The United Kingdom has seen an all-time-record year for immigration, yet the country should prepare for these previously unseen levels of arrivals to become the new normal because of the country’s “ageing population” and “skills shortages”, a think tank has urged.
“Britain’s ageing population and skills shortages will mean the country has an ongoing demand for migrant workers”, the Social Market Foundation (SMF) think tank has said, saying the country should prepare itself to make this year’s historically high levels of immigration the new normal. In all, the body said, the country needs to be “better prepared for an era of high migration flows” in a report which namechecked Brexit pioneer Nigel Farage as a particular obstacle to their progress.
Responding, Mr Farage told Breitbart that if anyone thought that Britons could be stopped from discussing mass migration critically, they would be proved quite wrong.
The reasons why the United Kingdom needs to throw its borders open and solicit more immigration given in the SMF report, even going so far as to create “skills partnerships” with human-export nations to train future migrants at home before importing them, will be familiar to anyone following migration politics across Europe. A statement covering the Foundation’s new report cites well-worn excuses including the United Kingdom having an ageing population — a veritable Ponzi scheme of a justification already known in Germany — and the nation being lacked in skilled people, despite questionable efforts by the government to fix that domestically as a first resort.
Jonathan Thomas, SMF Senior Fellow said: “Current high levels of migration could well be the norm rather than the exception. Over the longer term the UK’s deep historical connections with some of the most populated countries across the globe – India, Pakistan, Nigeria, and Bangladesh – have the potential to create far more sizeable flows of people to the UK than the smaller and stagnating populations of the EU ever realistically could.”
The report follows a record year for immigration to the United Kingdom, with 1.1 million outlanders in a 12-month reporting period, leaving the country with a net half-million arrivals. As the SMF notes, “Credible academic forecasts predict a near tripling of the number of first-generation immigrants in the UK over the next three decades.” The high levels of arrivals this year, the SMF says, could be down to the UK operating “a relatively liberal immigration policy” since Brexit.
Commenting, Alp Mehmet, chairman of mass-migration-critical think tank Migration Watch UK, said: “The immigration industry are desperate to normalise uncontrolled borders. But they’ll have to get through the British people to do it. Nearly 60 per cent of the public want lower immigration and it would be outrageous if the government ignored them. Ministers must honour their pledges to deliver better border control.”

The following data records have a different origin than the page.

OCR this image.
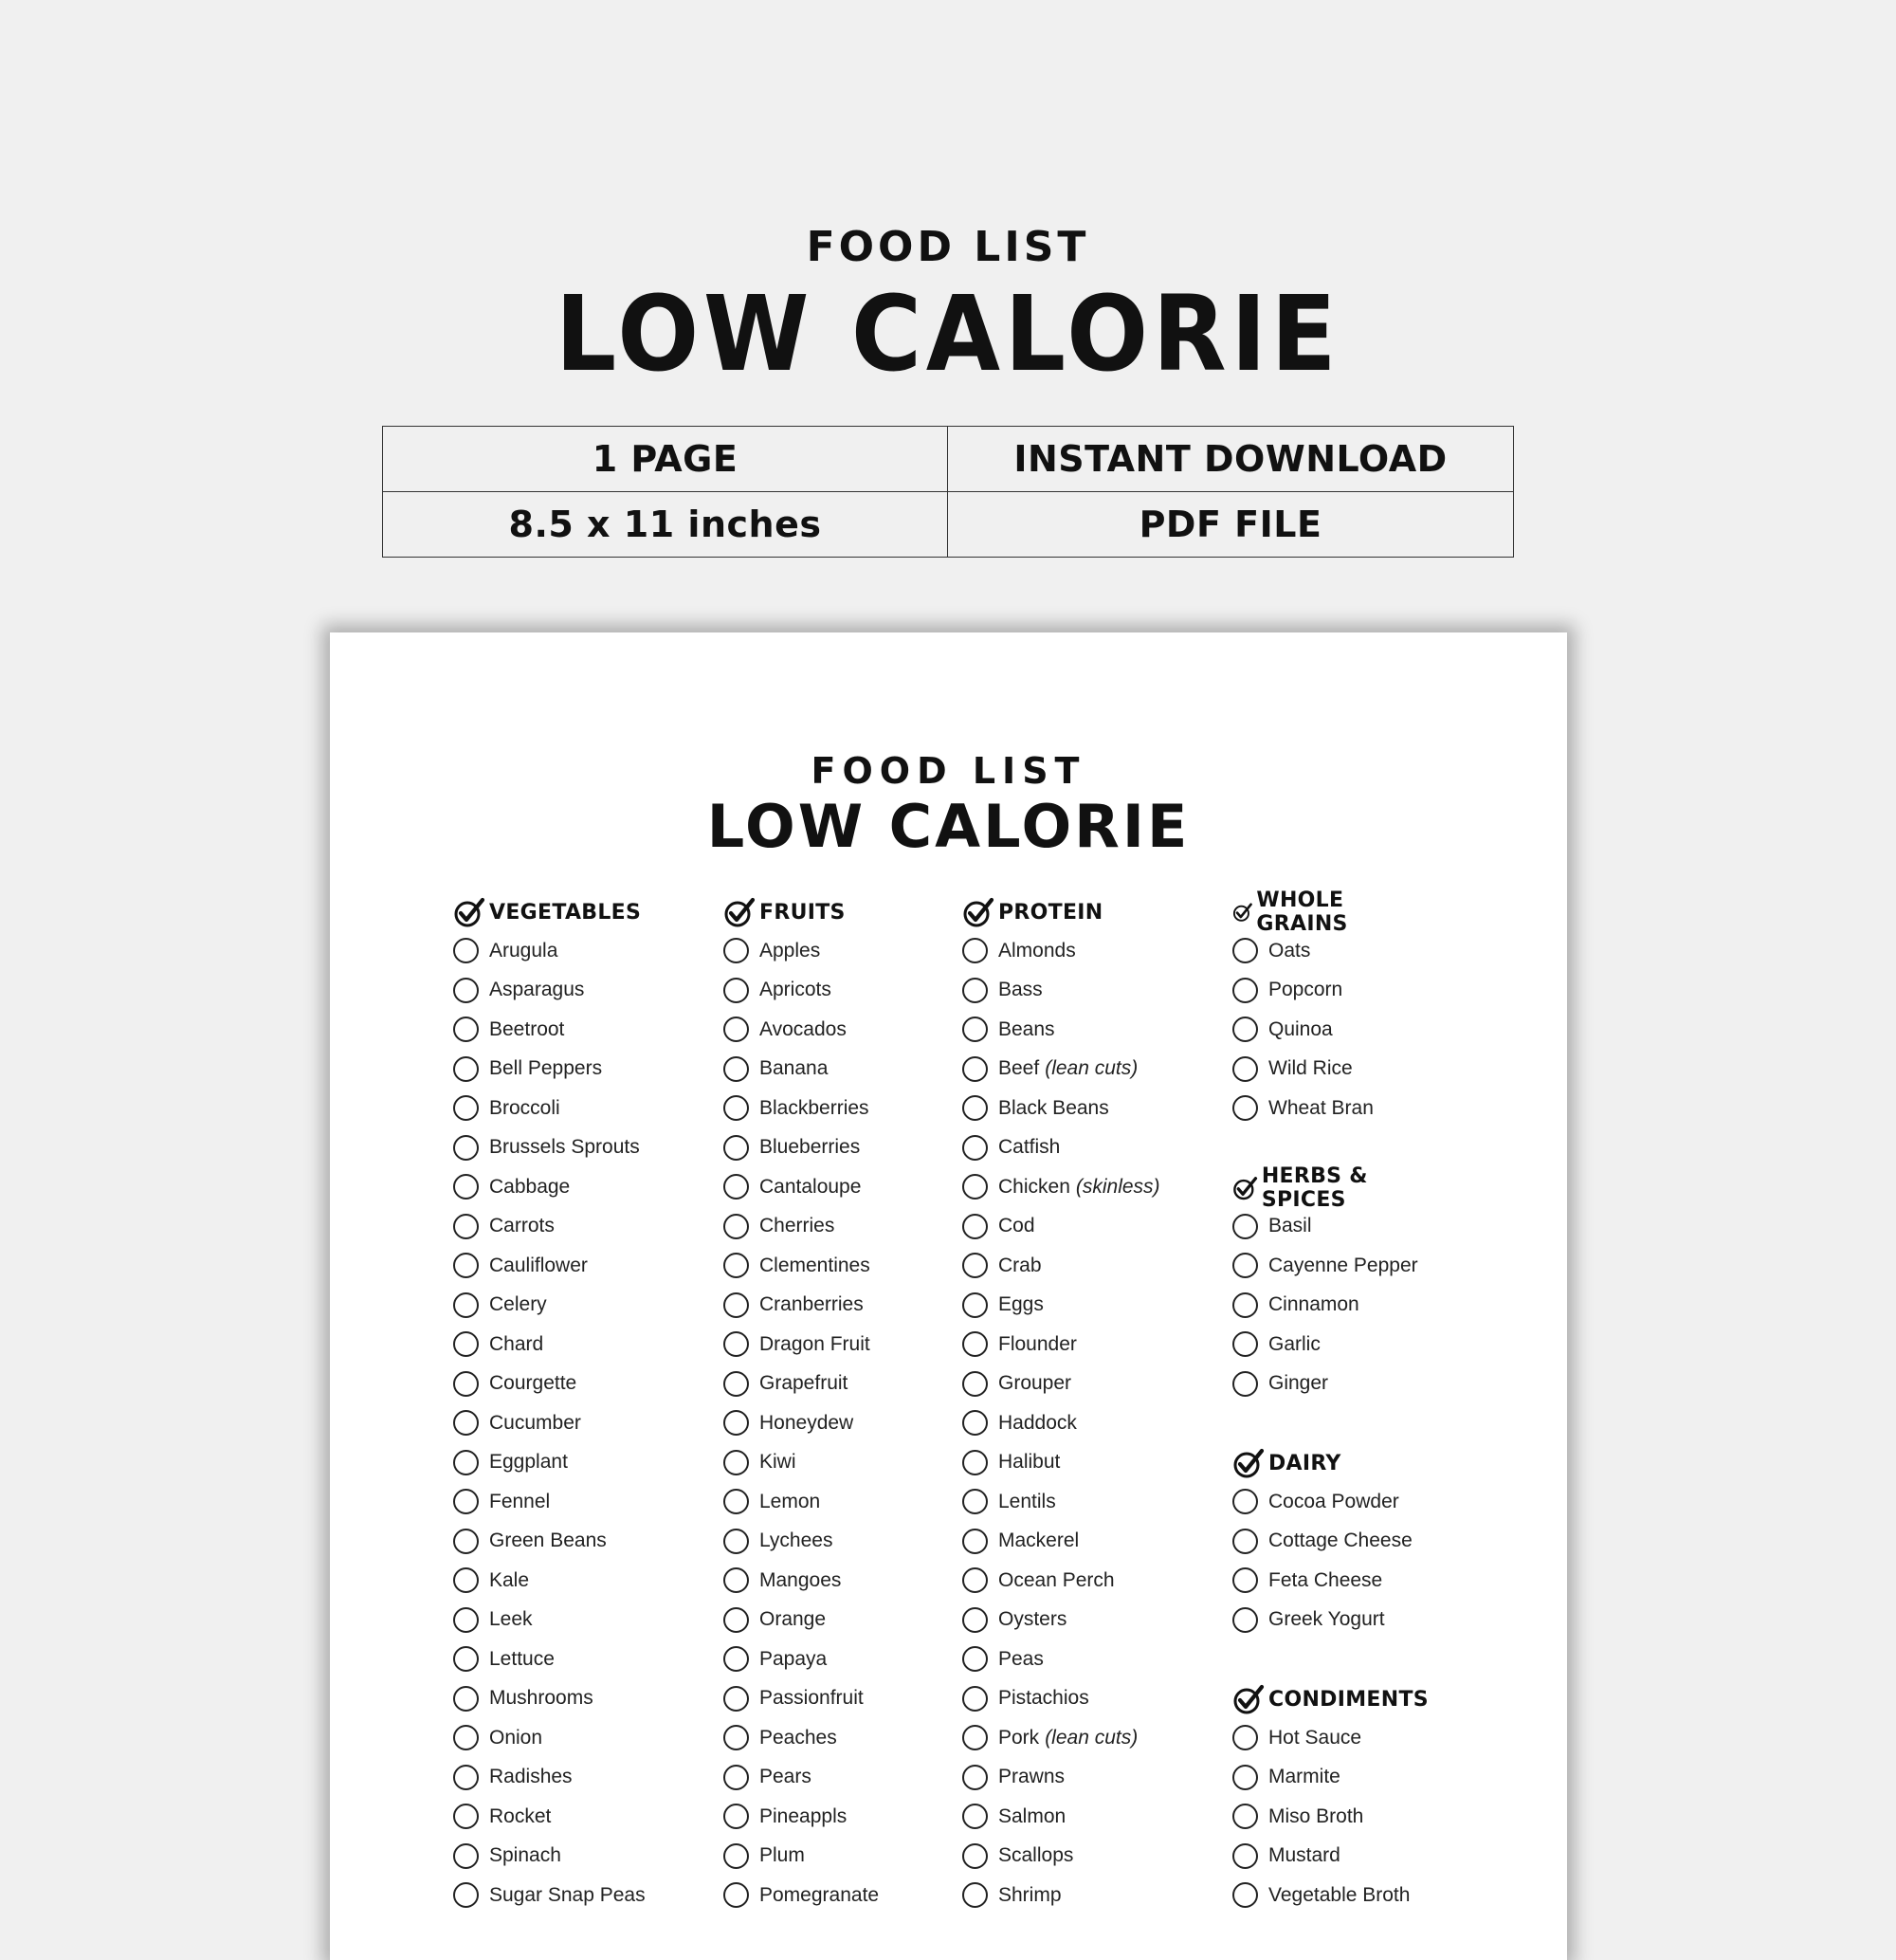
FOOD LIST
LOW CALORIE
1 PAGE	INSTANT DOWNLOAD
8.5 x 11 inches	PDF FILE
FOOD LIST
LOW CALORIE
VEGETABLES
Arugula
Asparagus
Beetroot
Bell Peppers
Broccoli
Brussels Sprouts
Cabbage
Carrots
Cauliflower
Celery
Chard
Courgette
Cucumber
Eggplant
Fennel
Green Beans
Kale
Leek
Lettuce
Mushrooms
Onion
Radishes
Rocket
Spinach
Sugar Snap Peas
FRUITS
Apples
Apricots
Avocados
Banana
Blackberries
Blueberries
Cantaloupe
Cherries
Clementines
Cranberries
Dragon Fruit
Grapefruit
Honeydew
Kiwi
Lemon
Lychees
Mangoes
Orange
Papaya
Passionfruit
Peaches
Pears
Pineappls
Plum
Pomegranate
PROTEIN
Almonds
Bass
Beans
Beef (lean cuts)
Black Beans
Catfish
Chicken (skinless)
Cod
Crab
Eggs
Flounder
Grouper
Haddock
Halibut
Lentils
Mackerel
Ocean Perch
Oysters
Peas
Pistachios
Pork (lean cuts)
Prawns
Salmon
Scallops
Shrimp
WHOLE GRAINS
Oats
Popcorn
Quinoa
Wild Rice
Wheat Bran
HERBS & SPICES
Basil
Cayenne Pepper
Cinnamon
Garlic
Ginger
DAIRY
Cocoa Powder
Cottage Cheese
Feta Cheese
Greek Yogurt
CONDIMENTS
Hot Sauce
Marmite
Miso Broth
Mustard
Vegetable Broth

The SMF does appear to have given some thought to how to control public perception of long-term heavy immigration, though. As its press release notes, “immigrant workers must be shown to be ‘supplementing, not supplanting,’ the UK workforce”.
The report does acknowledge that immigration can be unpopular — or to put it in their language, “The political consensus favouring economic arguments for liberal migration policy is extremely fragile”. Naming Brexit pioneer Nigel Farage in particular as an enemy of this treasured consensus, the think tank’s spokesman said that this fragility “creates an opportunity for political disruptors, an opportunity seized by Nigel Farage and UKIP in the early 2010s. To avoid that risk, there must be compromise on all sides to reach a sustainable centre-ground position on migration.”
Mr Farage hit back at the report, telling Breitbart: “This is yet another attempt to use my name to demonise any debate on legal and illegal immigration. The consequences of our population change on the lives of ordinary people are huge — yet we are not supposed to discuss it. Well, we will!”